I snuggled in closer to him, expecting him to push me away but he didn’t. He wrapped his arms around me a little tighter and rested his head on mine. We sat like that until I lost track of time. Until finally my tears stopped and my breathing evened out again.
“At least I have Remy,” I finally said. I wondered but did not yet dare ask Ben who he had. His parents? I hoped his parents, if no one else. “It’s been Remy who always asks for a copy of my report card. She reminds me how important school is. She’s the one that always sends a package and calls on my birthday so it doesn’t go by completely unnoticed. I always know I can call her for anything. Somehow, having lost three of the most important people in my life, just having Remy be there for me evens it all out in some way. You know?”
I tilted my head up to look at Ben. His eyes met mine and honestly, he looked like he
didn’t
know.
“That’s why I said everyone needs a friend,” I said with a small shrug. “As long as you have one person you can trust, the rest of the world doesn’t seem so bad.”
***
“He was stalking you?” Hailey asked, wide-eyed.
No!” I snapped. “How could he be stalking me? I left my house in the middle of the night. I never do that.

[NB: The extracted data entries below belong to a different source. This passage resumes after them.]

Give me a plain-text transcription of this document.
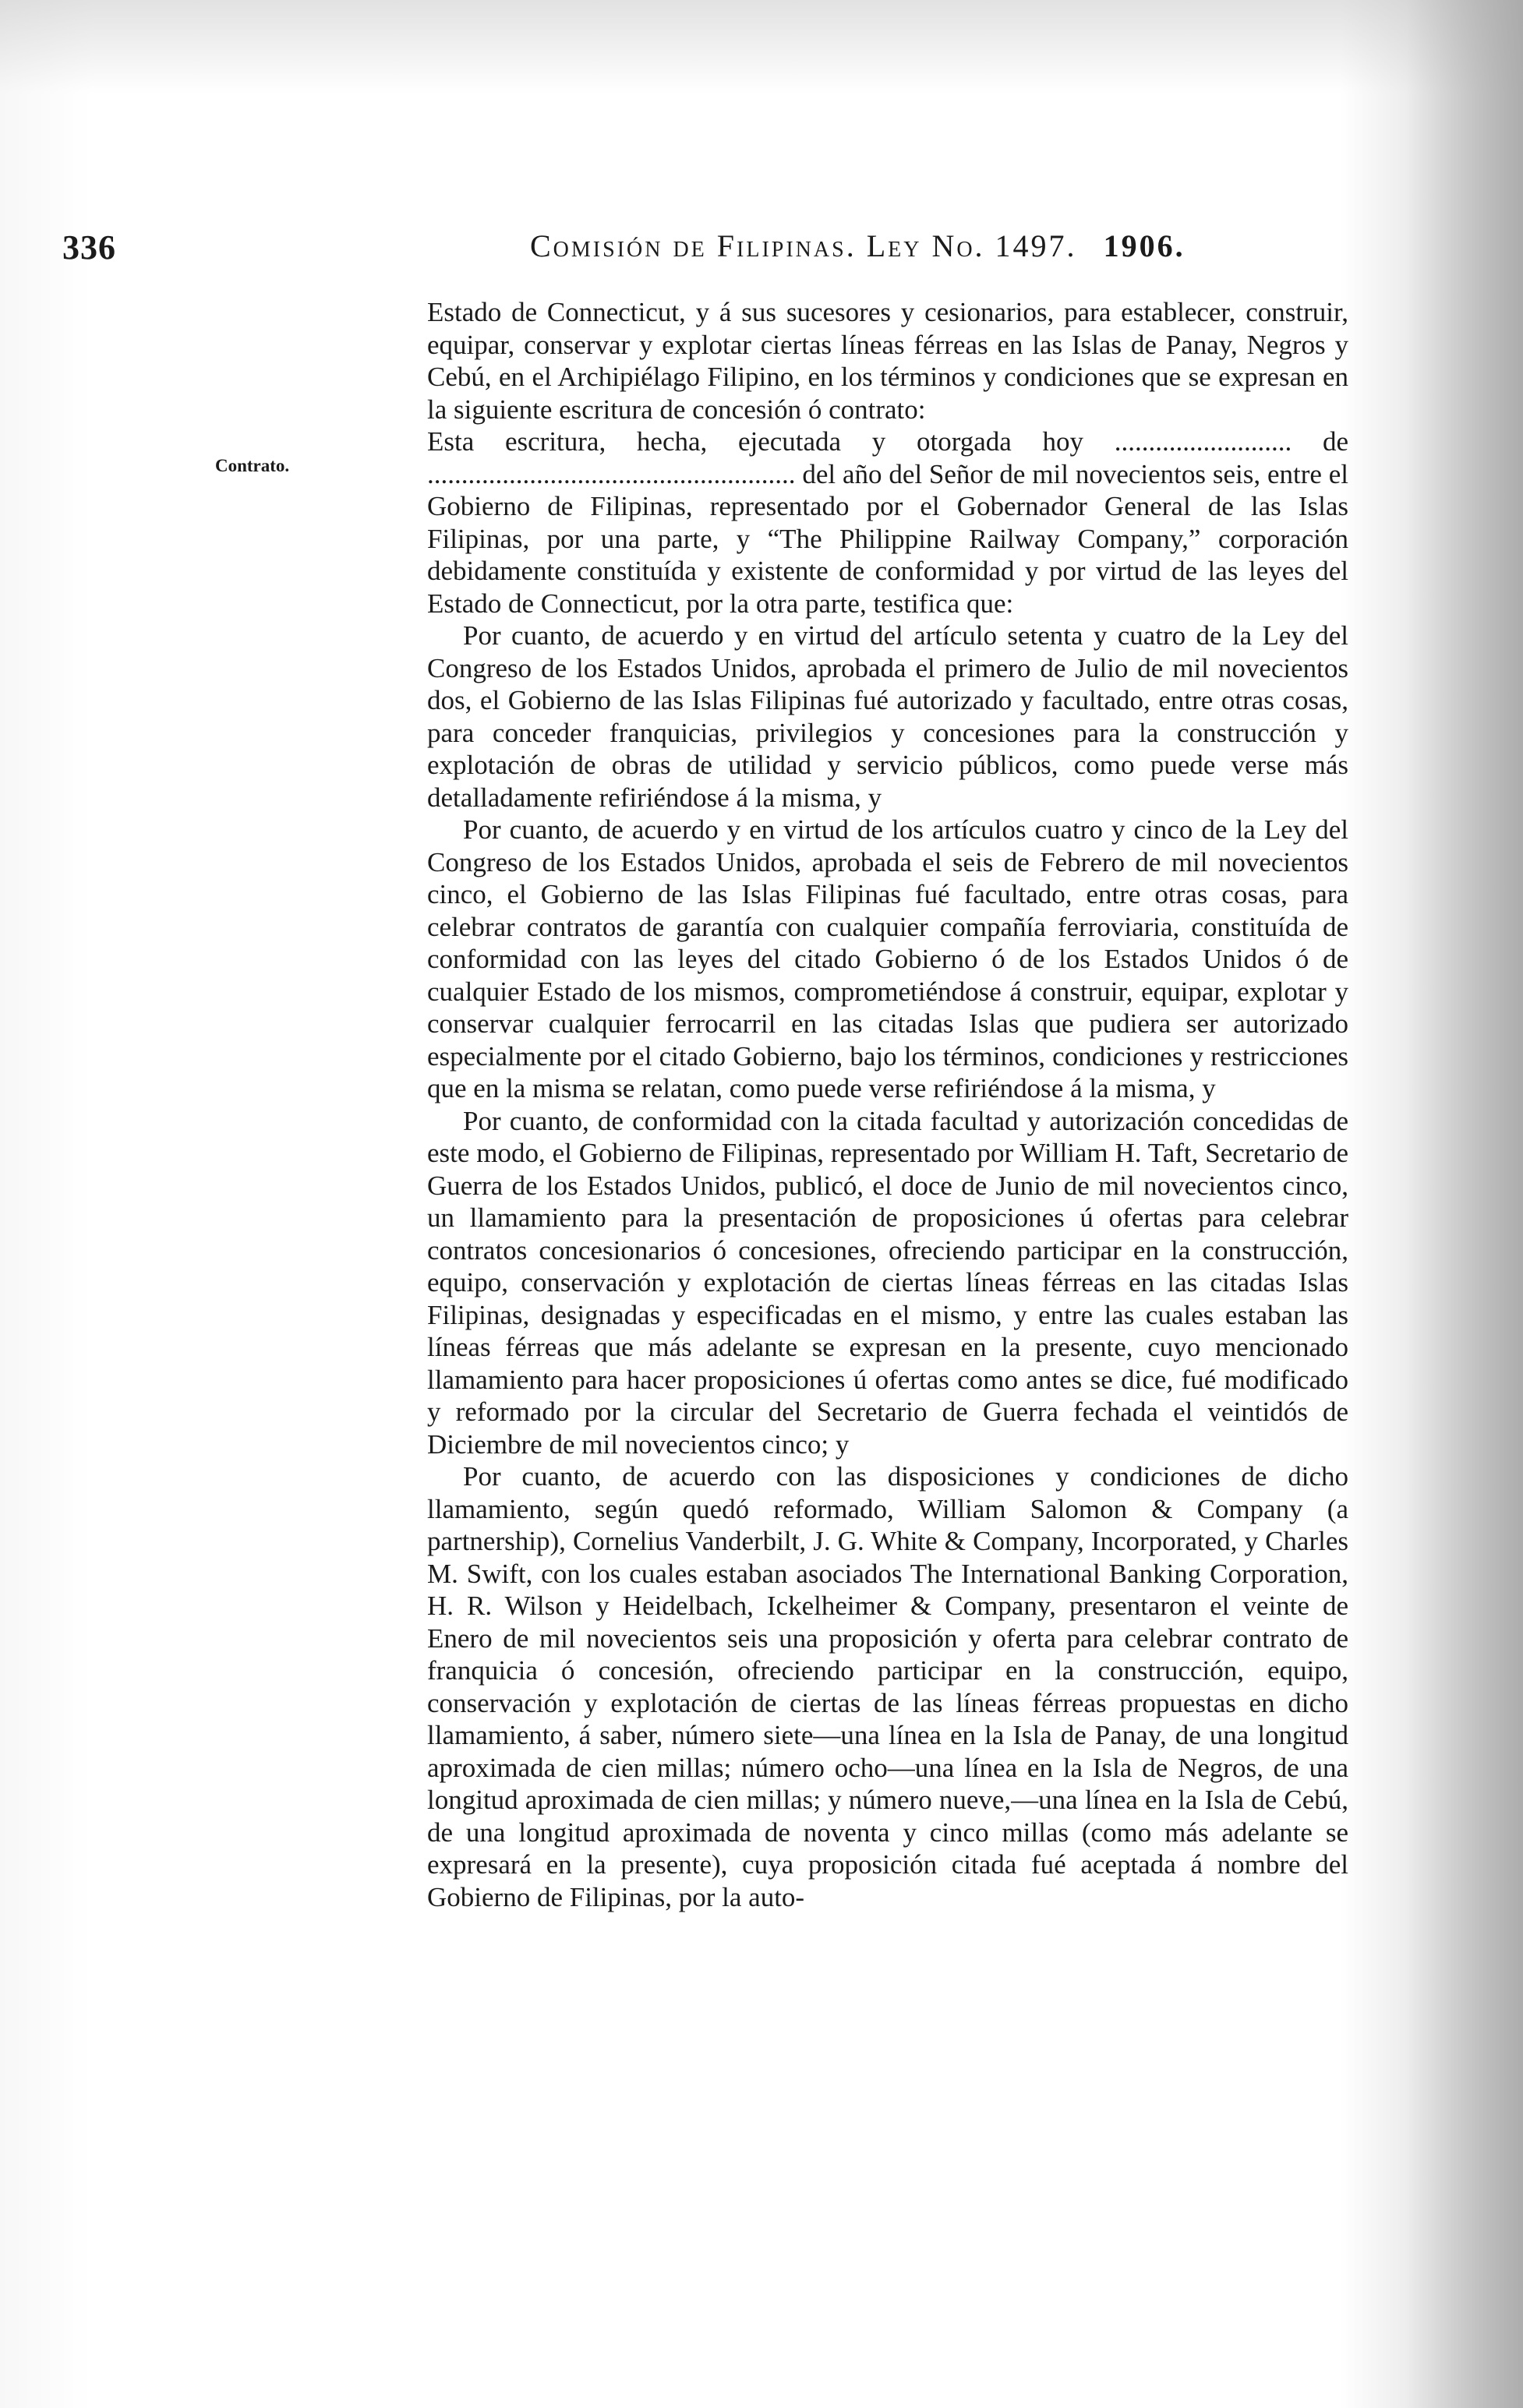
336	Comisión de Filipinas. Ley No. 1497. 1906.
Contrato.

Estado de Connecticut, y á sus sucesores y cesionarios, para establecer, construir, equipar, conservar y explotar ciertas líneas férreas en las Islas de Panay, Negros y Cebú, en el Archipiélago Filipino, en los términos y condiciones que se expresan en la siguiente escritura de concesión ó contrato:

Esta escritura, hecha, ejecutada y otorgada hoy .......................... de ...................................................... del año del Señor de mil novecientos seis, entre el Gobierno de Filipinas, representado por el Gobernador General de las Islas Filipinas, por una parte, y “The Philippine Railway Company,” corporación debidamente constituída y existente de conformidad y por virtud de las leyes del Estado de Connecticut, por la otra parte, testifica que:

Por cuanto, de acuerdo y en virtud del artículo setenta y cuatro de la Ley del Congreso de los Estados Unidos, aprobada el primero de Julio de mil novecientos dos, el Gobierno de las Islas Filipinas fué autorizado y facultado, entre otras cosas, para conceder franquicias, privilegios y concesiones para la construcción y explotación de obras de utilidad y servicio públicos, como puede verse más detalladamente refiriéndose á la misma, y

Por cuanto, de acuerdo y en virtud de los artículos cuatro y cinco de la Ley del Congreso de los Estados Unidos, aprobada el seis de Febrero de mil novecientos cinco, el Gobierno de las Islas Filipinas fué facultado, entre otras cosas, para celebrar contratos de garantía con cualquier compañía ferroviaria, constituída de conformidad con las leyes del citado Gobierno ó de los Estados Unidos ó de cualquier Estado de los mismos, comprometiéndose á construir, equipar, explotar y conservar cualquier ferrocarril en las citadas Islas que pudiera ser autorizado especialmente por el citado Gobierno, bajo los términos, condiciones y restricciones que en la misma se relatan, como puede verse refiriéndose á la misma, y

Por cuanto, de conformidad con la citada facultad y autorización concedidas de este modo, el Gobierno de Filipinas, representado por William H. Taft, Secretario de Guerra de los Estados Unidos, publicó, el doce de Junio de mil novecientos cinco, un llamamiento para la presentación de proposiciones ú ofertas para celebrar contratos concesionarios ó concesiones, ofreciendo participar en la construcción, equipo, conservación y explotación de ciertas líneas férreas en las citadas Islas Filipinas, designadas y especificadas en el mismo, y entre las cuales estaban las líneas férreas que más adelante se expresan en la presente, cuyo mencionado llamamiento para hacer proposiciones ú ofertas como antes se dice, fué modificado y reformado por la circular del Secretario de Guerra fechada el veintidós de Diciembre de mil novecientos cinco; y

Por cuanto, de acuerdo con las disposiciones y condiciones de dicho llamamiento, según quedó reformado, William Salomon & Company (a partnership), Cornelius Vanderbilt, J. G. White & Company, Incorporated, y Charles M. Swift, con los cuales estaban asociados The International Banking Corporation, H. R. Wilson y Heidelbach, Ickelheimer & Company, presentaron el veinte de Enero de mil novecientos seis una proposición y oferta para celebrar contrato de franquicia ó concesión, ofreciendo participar en la construcción, equipo, conservación y explotación de ciertas de las líneas férreas propuestas en dicho llamamiento, á saber, número siete—una línea en la Isla de Panay, de una longitud aproximada de cien millas; número ocho—una línea en la Isla de Negros, de una longitud aproximada de cien millas; y número nueve,—una línea en la Isla de Cebú, de una longitud aproximada de noventa y cinco millas (como más adelante se expresará en la presente), cuya proposición citada fué aceptada á nombre del Gobierno de Filipinas, por la auto-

I mean, that would be stupid to think he’s stalking me!”
“It doesn’t sound nearly as ridiculous as you just coincidentally bumping into him at two AM,” Olivia said. She looked as alarmed as she sounded.
My admission to spending time with Ben had caused enough of a distraction that everyone’s lunches sat before them, completely forgotten.

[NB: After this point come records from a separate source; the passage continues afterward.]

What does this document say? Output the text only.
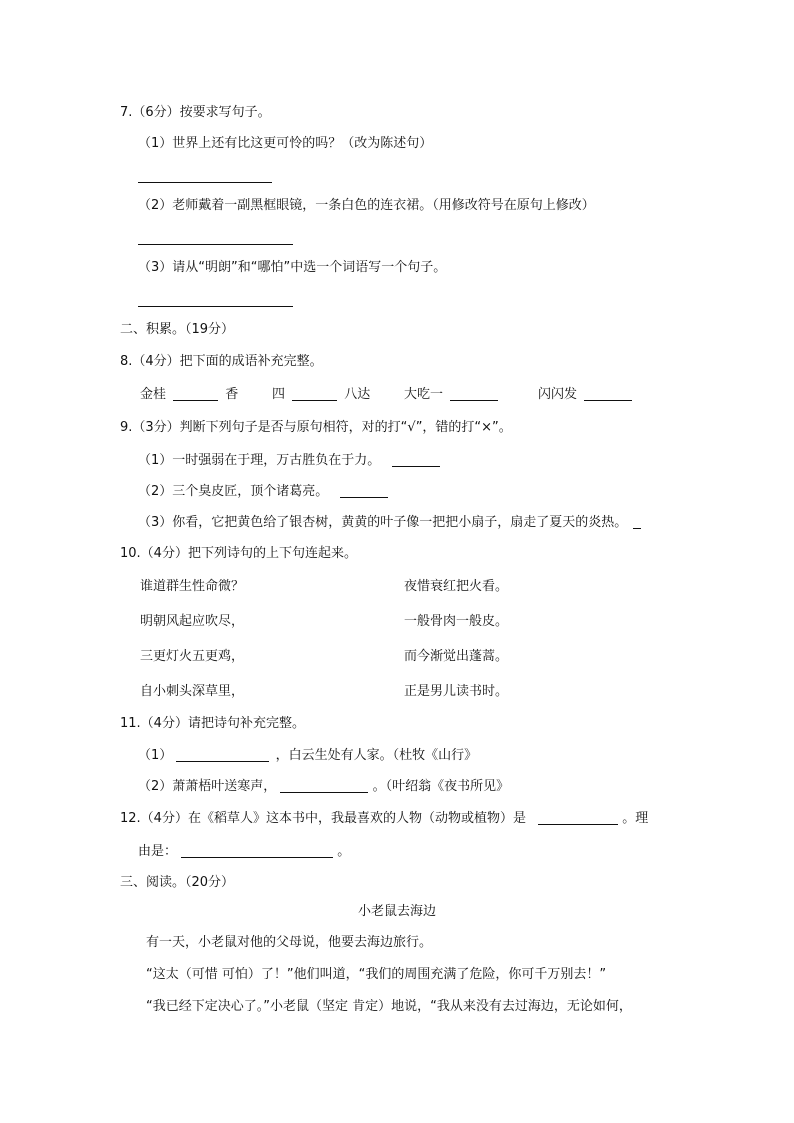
7.（6分）按要求写句子。
（1）世界上还有比这更可怜的吗？（改为陈述句）
（2）老师戴着一副黑框眼镜，一条白色的连衣裙。（用修改符号在原句上修改）
（3）请从“明朗”和“哪怕”中选一个词语写一个句子。
二、积累。（19分）
8.（4分）把下面的成语补充完整。
金桂	香	四	八达	大吃一	闪闪发
9.（3分）判断下列句子是否与原句相符，对的打“√”，错的打“×”。
（1）一时强弱在于理，万古胜负在于力。
（2）三个臭皮匠，顶个诸葛亮。
（3）你看，它把黄色给了银杏树，黄黄的叶子像一把把小扇子，扇走了夏天的炎热。
10.（4分）把下列诗句的上下句连起来。
谁道群生性命微？	夜惜衰红把火看。
明朝风起应吹尽，	一般骨肉一般皮。
三更灯火五更鸡，	而今渐觉出蓬蒿。
自小刺头深草里，	正是男儿读书时。
11.（4分）请把诗句补充完整。
（1）	，白云生处有人家。（杜牧《山行》
（2）萧萧梧叶送寒声，	。（叶绍翁《夜书所见》
12.（4分）在《稻草人》这本书中，我最喜欢的人物（动物或植物）是	。理
由是：	。
三、阅读。（20分）
小老鼠去海边
有一天，小老鼠对他的父母说，他要去海边旅行。
“这太（可惜 可怕）了！”他们叫道，“我们的周围充满了危险，你可千万别去！”
“我已经下定决心了。”小老鼠（坚定 肯定）地说，“我从来没有去过海边，无论如何，
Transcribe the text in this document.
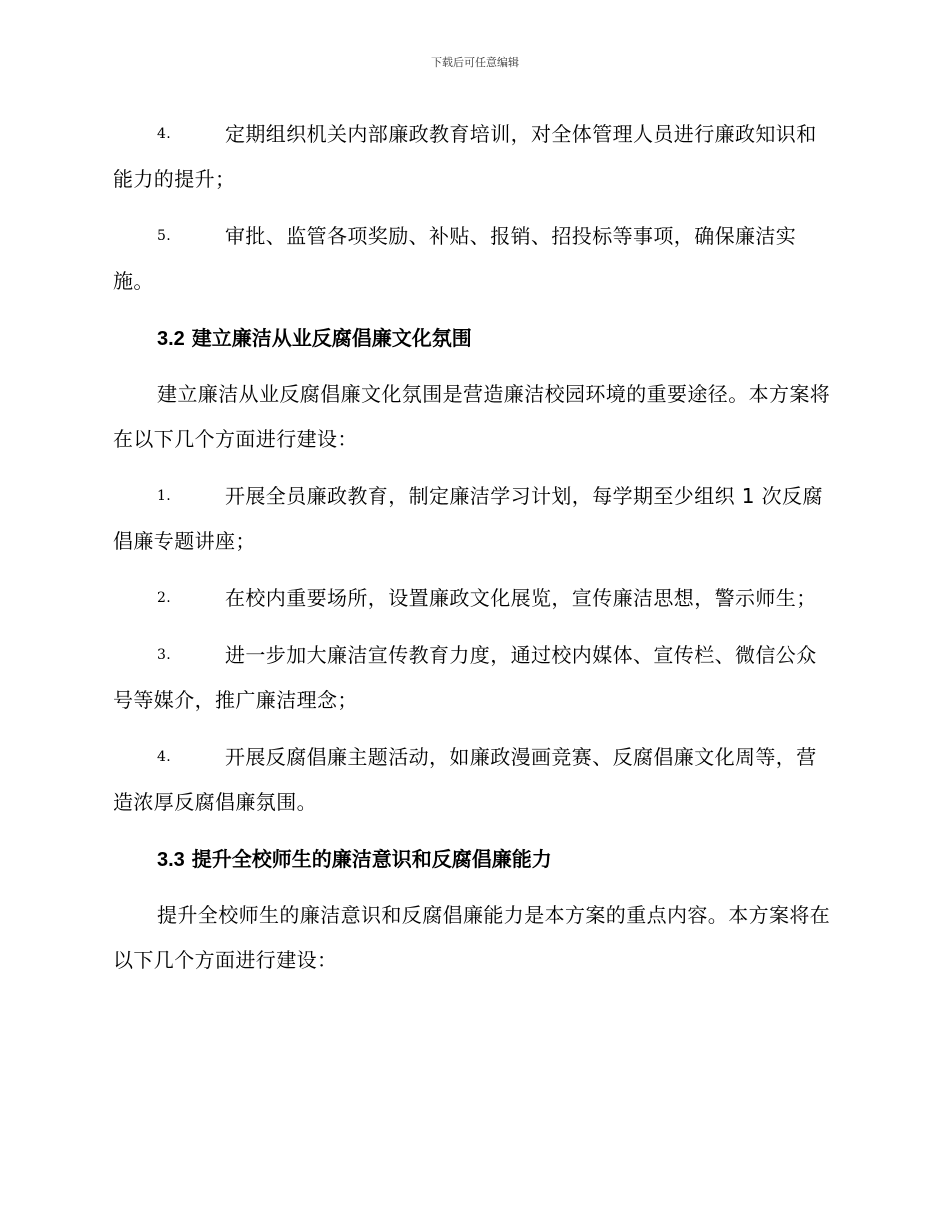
下载后可任意编辑
4.	定期组织机关内部廉政教育培训，对全体管理人员进行廉政知识和能力的提升；
5.	审批、监管各项奖励、补贴、报销、招投标等事项，确保廉洁实施。
3.2 建立廉洁从业反腐倡廉文化氛围
建立廉洁从业反腐倡廉文化氛围是营造廉洁校园环境的重要途径。本方案将在以下几个方面进行建设：
1.	开展全员廉政教育，制定廉洁学习计划，每学期至少组织 1 次反腐倡廉专题讲座；
2.	在校内重要场所，设置廉政文化展览，宣传廉洁思想，警示师生；
3.	进一步加大廉洁宣传教育力度，通过校内媒体、宣传栏、微信公众号等媒介，推广廉洁理念；
4.	开展反腐倡廉主题活动，如廉政漫画竞赛、反腐倡廉文化周等，营造浓厚反腐倡廉氛围。
3.3 提升全校师生的廉洁意识和反腐倡廉能力
提升全校师生的廉洁意识和反腐倡廉能力是本方案的重点内容。本方案将在以下几个方面进行建设：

I groaned and put my hands over my face. This was not going at all as I had hoped. I wanted to show them the good side of Ben. They had turned it all around to fit their messed up preconceived notions.
I couldn’t tell them about the park. If I mentioned his private spot I would be giving him away. I felt a sour feeling flood my stomach. I wished I had never opened my mouth. I had wanted to say something positive about Ben. I had the gut wrenching feeling I may have just made a terrible mistake.
Hailey grimaced. “I would have been
so
scared. Did he try anything?” she asked conspiratorially. She was suddenly interested that she may learn something gossip worthy.
I shook my head in frustration. I wasn’t about to share how he had just held me and let me cry. I wasn’t going to let them take that memory and destroy it with their snide comments and sick ideas.
Olivia put her hands up to her cheeks. “I can’t believe you let yourself be put into such a dangerous position. He’s like a parent’s worst nightmare. What would your mom think if she knew you were alone with him?” She looked mortified at the thought.
I did a mental eye roll. I had no intention of telling her I’d probably have to walk down the streets of Los Angeles naked before my mom would take notice.
“You’re getting it all wrong,” I insisted. “He walked me all the way home to make sure nothing happened to me on the way back. It was very sweet. He told me I should never leave the house at that time of night because it’s not safe.”